References for weighted linear regression with linear constraints on the coefficients?

Question

I would like to estimate a multiple linear regression model $N$ observations (with $\beta$ of length $k$):

$$Y = X \beta + \epsilon$$

subject, however, to some linear constraints on the coefficients. I.e a constraint of the form

$$M \beta = 0$$

where (at least in my case) $M$ is of dimension $2 \times k$ but more generally can be expressed as

$$M \beta = c$$ where $M$ is of dimension $p \times k$ with $p < N$ and $c$ of dimension $p \times 1$.

I have not been able to find much about this online and would appreciate references to read up on this..

Thanks

Answer 1

The slides from the website below give a very detailed procedure on how to transform your equality constrained least squares into simply an unconstrained least squares problem. It uses QR decomposition to split the normal equations into a part that depends on the constraints and another part that does not. I hope this proves useful!

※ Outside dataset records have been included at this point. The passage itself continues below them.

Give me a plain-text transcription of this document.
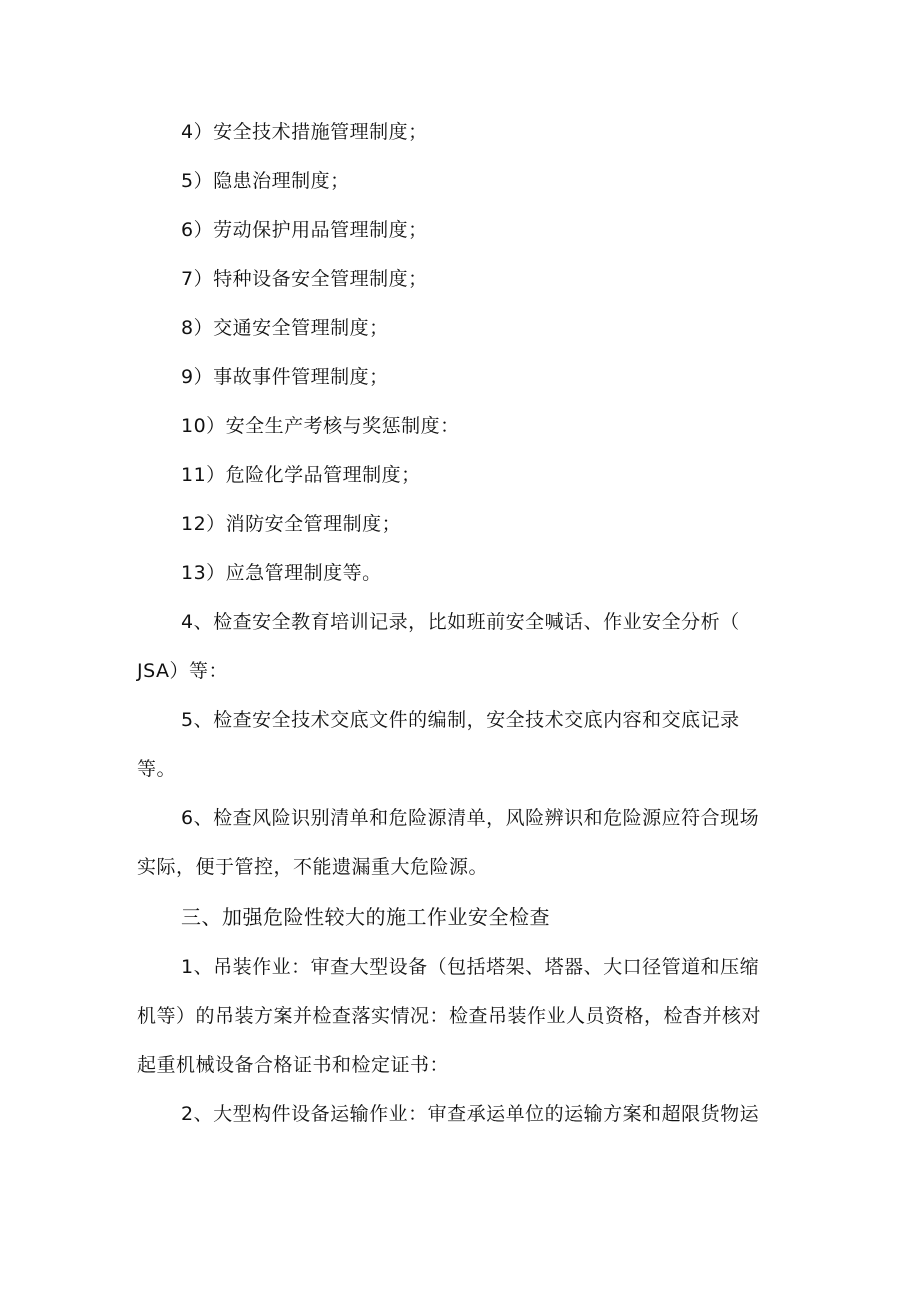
4）安全技术措施管理制度；
5）隐患治理制度；
6）劳动保护用品管理制度；
7）特种设备安全管理制度；
8）交通安全管理制度；
9）事故事件管理制度；
10）安全生产考核与奖惩制度：
11）危险化学品管理制度；
12）消防安全管理制度；
13）应急管理制度等。
4、检查安全教育培训记录，比如班前安全喊话、作业安全分析（
JSA）等：
5、检查安全技术交底文件的编制，安全技术交底内容和交底记录
等。
6、检查风险识别清单和危险源清单，风险辨识和危险源应符合现场
实际，便于管控，不能遗漏重大危险源。
三、加强危险性较大的施工作业安全检查
1、吊装作业：审查大型设备（包括塔架、塔器、大口径管道和压缩
机等）的吊装方案并检查落实情况：检查吊装作业人员资格，检杳并核对
起重机械设备合格证书和检定证书：
2、大型构件设备运输作业：审查承运单位的运输方案和超限货物运
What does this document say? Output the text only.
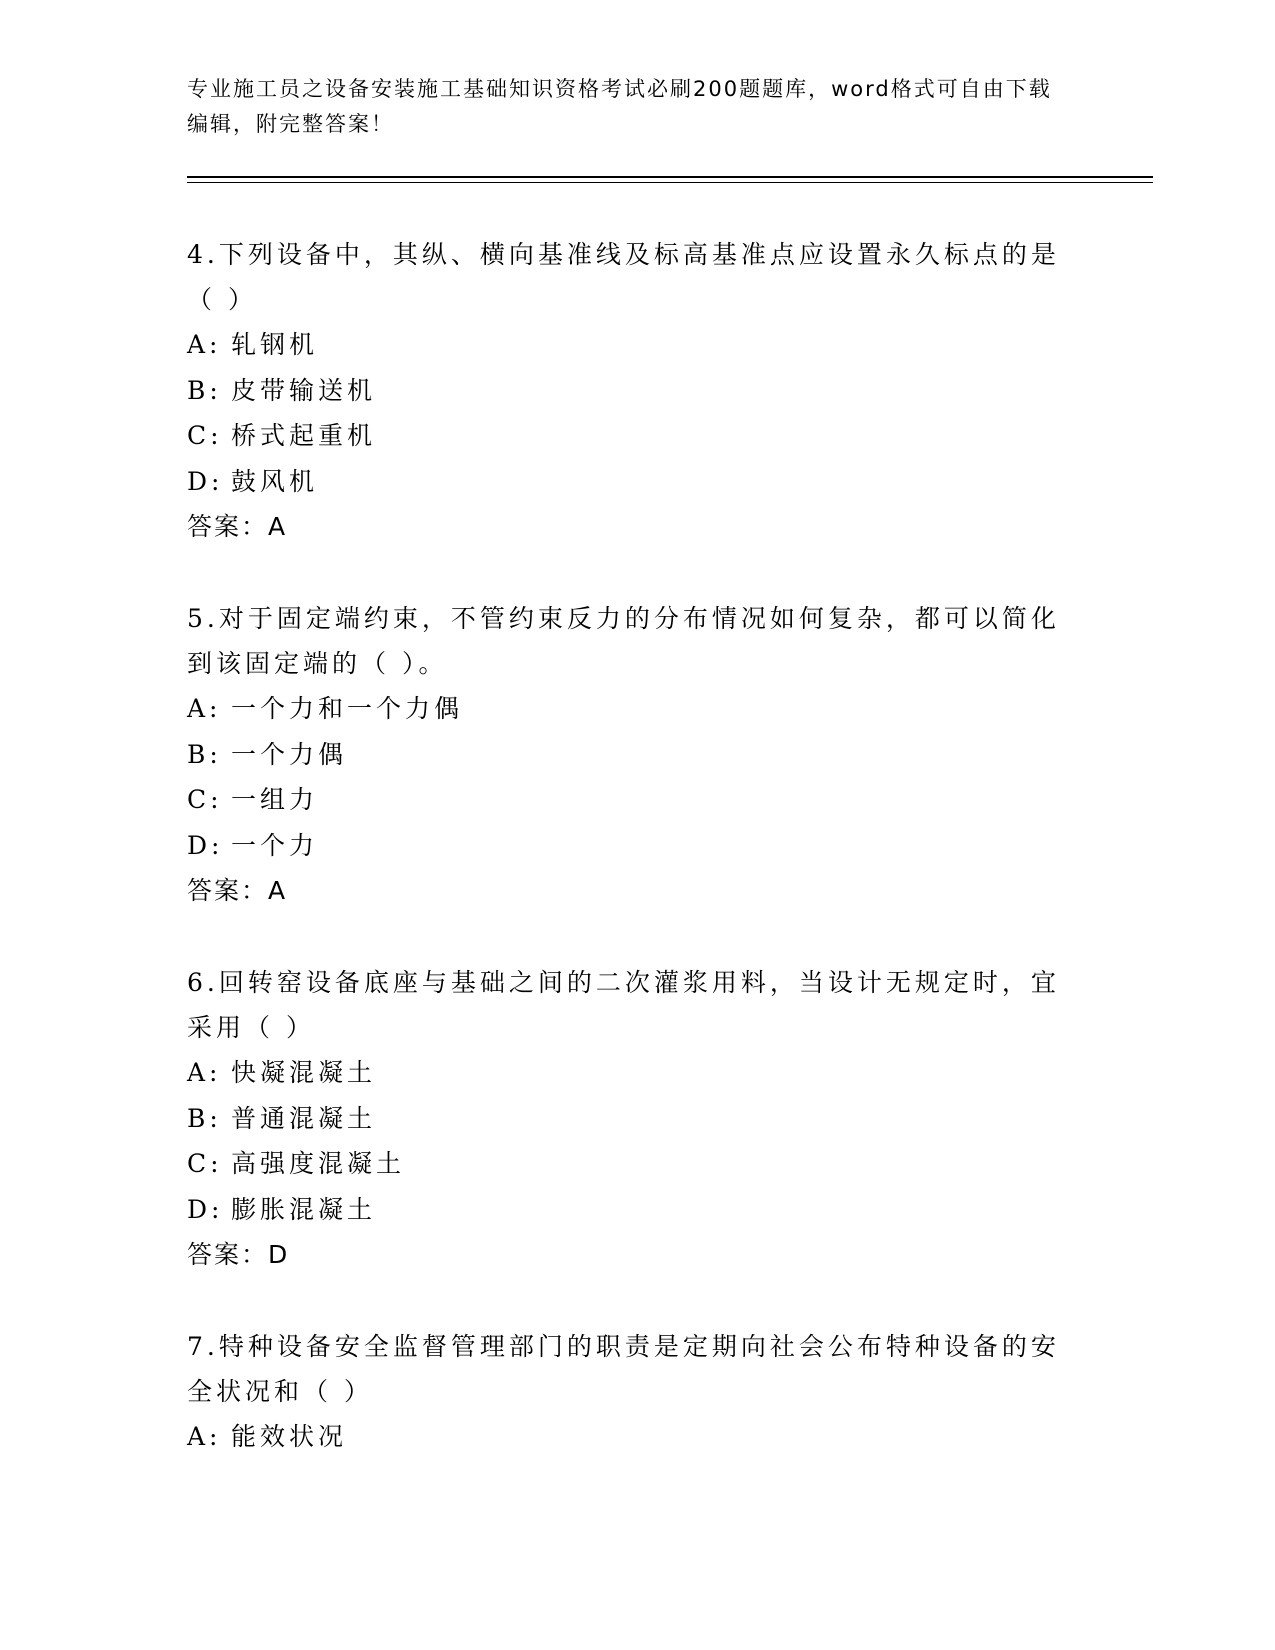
专业施工员之设备安装施工基础知识资格考试必刷200题题库，word格式可自由下载编辑，附完整答案！

4.下列设备中，其纵、横向基准线及标高基准点应设置永久标点的是（ ）

A: 轧钢机

B: 皮带输送机

C: 桥式起重机

D: 鼓风机

答案：A

5.对于固定端约束，不管约束反力的分布情况如何复杂，都可以简化到该固定端的（ ）。

A: 一个力和一个力偶

B: 一个力偶

C: 一组力

D: 一个力

答案：A

6.回转窑设备底座与基础之间的二次灌浆用料，当设计无规定时，宜采用（ ）

A: 快凝混凝土

B: 普通混凝土

C: 高强度混凝土

D: 膨胀混凝土

答案：D

7.特种设备安全监督管理部门的职责是定期向社会公布特种设备的安全状况和（ ）

A: 能效状况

The slides you're looking for are on 19,20 & 21.

See: http://folk.uio.no/inf9540/CLS.pdf (warning: .pdf)

Answer 2

This could be solved using a standard convex optimization solver.

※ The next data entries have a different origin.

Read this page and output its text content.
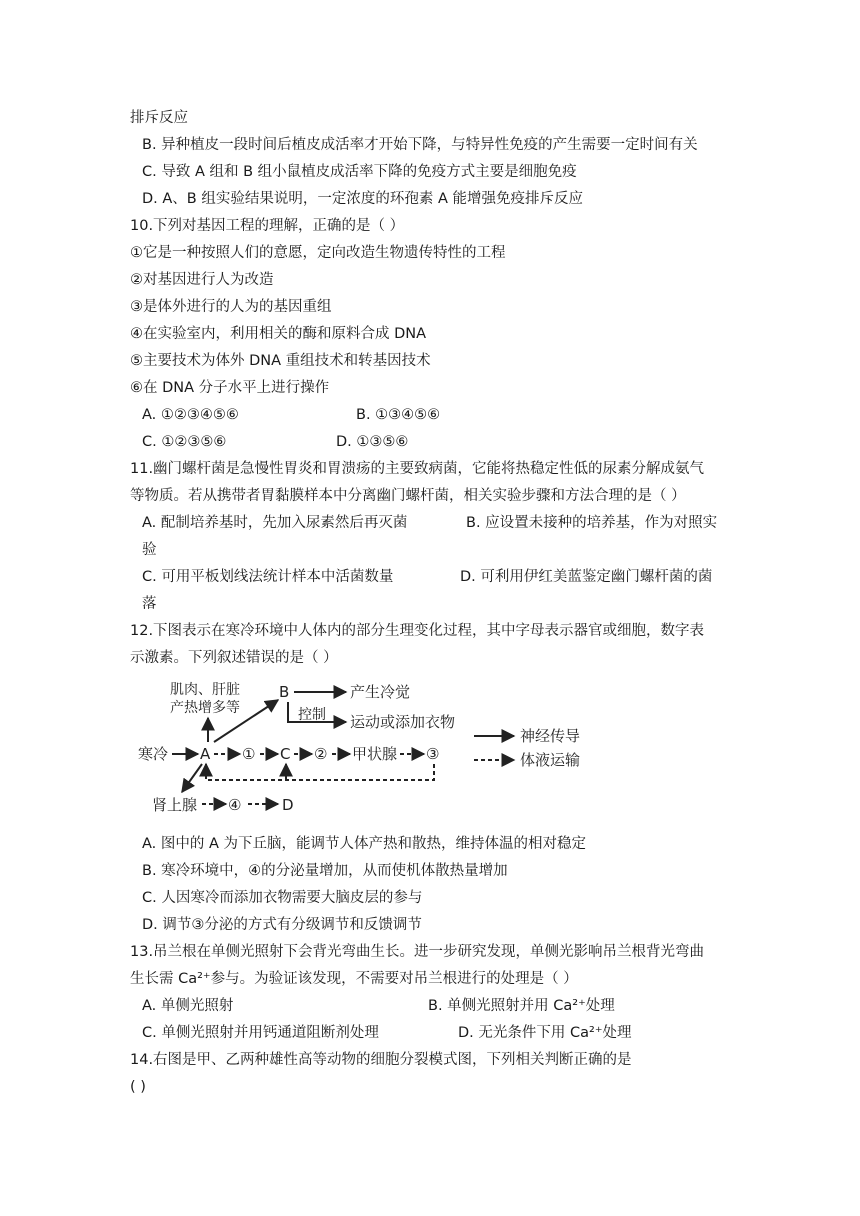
排斥反应
B. 异种植皮一段时间后植皮成活率才开始下降，与特异性免疫的产生需要一定时间有关
C. 导致 A 组和 B 组小鼠植皮成活率下降的免疫方式主要是细胞免疫
D. A、B 组实验结果说明，一定浓度的环孢素 A 能增强免疫排斥反应
10.下列对基因工程的理解，正确的是（ ）
①它是一种按照人们的意愿，定向改造生物遗传特性的工程
②对基因进行人为改造
③是体外进行的人为的基因重组
④在实验室内，利用相关的酶和原料合成 DNA
⑤主要技术为体外 DNA 重组技术和转基因技术
⑥在 DNA 分子水平上进行操作
A. ①②③④⑤⑥	B. ①③④⑤⑥
C. ①②③⑤⑥	D. ①③⑤⑥
11.幽门螺杆菌是急慢性胃炎和胃溃疡的主要致病菌，它能将热稳定性低的尿素分解成氨气
等物质。若从携带者胃黏膜样本中分离幽门螺杆菌，相关实验步骤和方法合理的是（ ）
A. 配制培养基时，先加入尿素然后再灭菌	B. 应设置未接种的培养基，作为对照实
验
C. 可用平板划线法统计样本中活菌数量	D. 可利用伊红美蓝鉴定幽门螺杆菌的菌
落
12.下图表示在寒冷环境中人体内的部分生理变化过程，其中字母表示器官或细胞，数字表
示激素。下列叙述错误的是（ ）
肌肉、肝脏
产热增多等
B	产生冷觉
控制 运动或添加衣物
寒冷 A ① C ② 甲状腺 ③
肾上腺 ④	D
神经传导
体液运输
A. 图中的 A 为下丘脑，能调节人体产热和散热，维持体温的相对稳定
B. 寒冷环境中，④的分泌量增加，从而使机体散热量增加
C. 人因寒冷而添加衣物需要大脑皮层的参与
D. 调节③分泌的方式有分级调节和反馈调节
13.吊兰根在单侧光照射下会背光弯曲生长。进一步研究发现，单侧光影响吊兰根背光弯曲
生长需 Ca²⁺参与。为验证该发现，不需要对吊兰根进行的处理是（ ）
A. 单侧光照射	B. 单侧光照射并用 Ca²⁺处理
C. 单侧光照射并用钙通道阻断剂处理	D. 无光条件下用 Ca²⁺处理
14.右图是甲、乙两种雄性高等动物的细胞分裂模式图，下列相关判断正确的是
( )
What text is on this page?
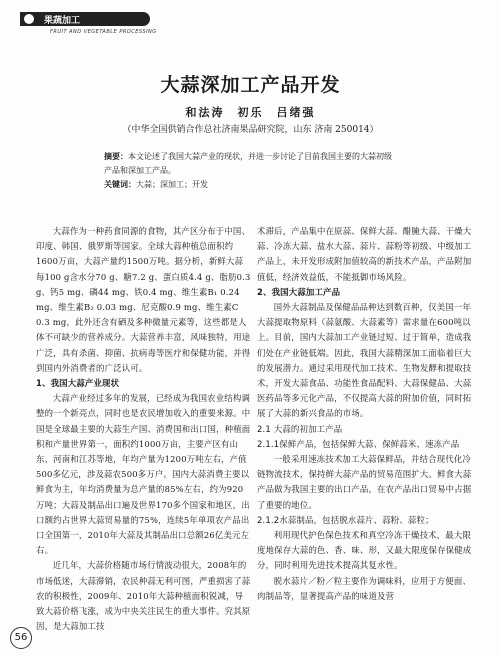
果蔬加工
FRUIT AND VEGETABLE PROCESSING
大蒜深加工产品开发
和法涛　初乐　吕绪强
（中华全国供销合作总社济南果品研究院，山东 济南 250014）
摘要：本文论述了我国大蒜产业的现状，并进一步讨论了目前我国主要的大蒜初级产品和深加工产品。
关键词：大蒜；深加工；开发

大蒜作为一种药食同源的食物，其产区分布于中国、印度、韩国、俄罗斯等国家。全球大蒜种植总面积约1600万亩，大蒜产量约1500万吨。据分析，新鲜大蒜每100 g含水分70 g、糖7.2 g、蛋白质4.4 g、脂肪0.3 g、钙5 mg、磷44 mg、铁0.4 mg、维生素B₁ 0.24 mg、维生素B₂ 0.03 mg、尼克酸0.9 mg、维生素C 0.3 mg，此外还含有硒及多种微量元素等，这些都是人体不可缺少的营养成分。大蒜营养丰富，风味独特，用途广泛，具有杀菌、抑菌、抗病毒等医疗和保健功能，并得到国内外消费者的广泛认可。

1、我国大蒜产业现状

大蒜产业经过多年的发展，已经成为我国农业结构调整的一个新亮点，同时也是农民增加收入的重要来源。中国是全球最主要的大蒜生产国、消费国和出口国，种植面积和产量世界第一，面积约1000万亩，主要产区有山东、河南和江苏等地，年均产量为1200万吨左右，产值500多亿元，涉及蒜农500多万户。国内大蒜消费主要以鲜食为主，年均消费量为总产量的85%左右，约为920万吨；大蒜及制品出口遍及世界170多个国家和地区，出口额约占世界大蒜贸易量的75%，连续5年单项农产品出口全国第一，2010年大蒜及其制品出口总额26亿美元左右。

近几年，大蒜价格随市场行情波动很大，2008年的市场低迷，大蒜滞销，农民种蒜无利可图，严重损害了蒜农的积极性，2009年、2010年大蒜种植面积锐减，导致大蒜价格飞涨，成为中央关注民生的重大事件。究其原因，是大蒜加工技

术滞后，产品集中在原蒜、保鲜大蒜、醋腌大蒜、干燥大蒜、冷冻大蒜、盐水大蒜、蒜片、蒜粉等初级、中级加工产品上，未开发形成附加值较高的新技术产品，产品附加值低，经济效益低，不能抵御市场风险。

2、我国大蒜加工产品

国外大蒜制品及保健品品种达到数百种，仅美国一年大蒜提取物原料（蒜氨酸、大蒜素等）需求量在600吨以上。目前，国内大蒜加工产业链过短、过于简单，造成我们处在产业链低端。因此，我国大蒜精深加工面临着巨大的发展潜力。通过采用现代加工技术、生物发酵和提取技术，开发大蒜食品、功能性食品配料、大蒜保健品、大蒜医药品等多元化产品，不仅提高大蒜的附加价值，同时拓展了大蒜的新兴食品的市场。

2.1 大蒜的初加工产品
2.1.1保鲜产品，包括保鲜大蒜、保鲜蒜米、速冻产品

一般采用速冻技术加工大蒜保鲜品，并结合现代化冷链物流技术，保持鲜大蒜产品的贸易范围扩大。鲜食大蒜产品做为我国主要的出口产品，在农产品出口贸易中占据了重要的地位。

2.1.2水蒜制品，包括脱水蒜片、蒜粉、蒜粒；

利用现代护色保色技术和真空冷冻干燥技术，最大限度地保存大蒜的色、香、味、形，又最大限度保存保健成分，同时利用先进技术提高其复水性。

脱水蒜片／粉／粒主要作为调味料，应用于方便面、肉制品等，显著提高产品的味道及营

56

For the case of weighted regression, we usually try to minimize $\displaystyle\sum_{i,j} ((Y_{i,j} - X\hat{B}_{i,j})w_{ij})^2$ by choosing some $\hat{B}$. That is, we compute the matrix of error terms, weigh them by w, and then determine which $\hat{B}$ minimizes the Frobenius norm.

This objective function can be fed into a convex solver like CVX. Since your constraints are linear, they can also be used in the convex solver.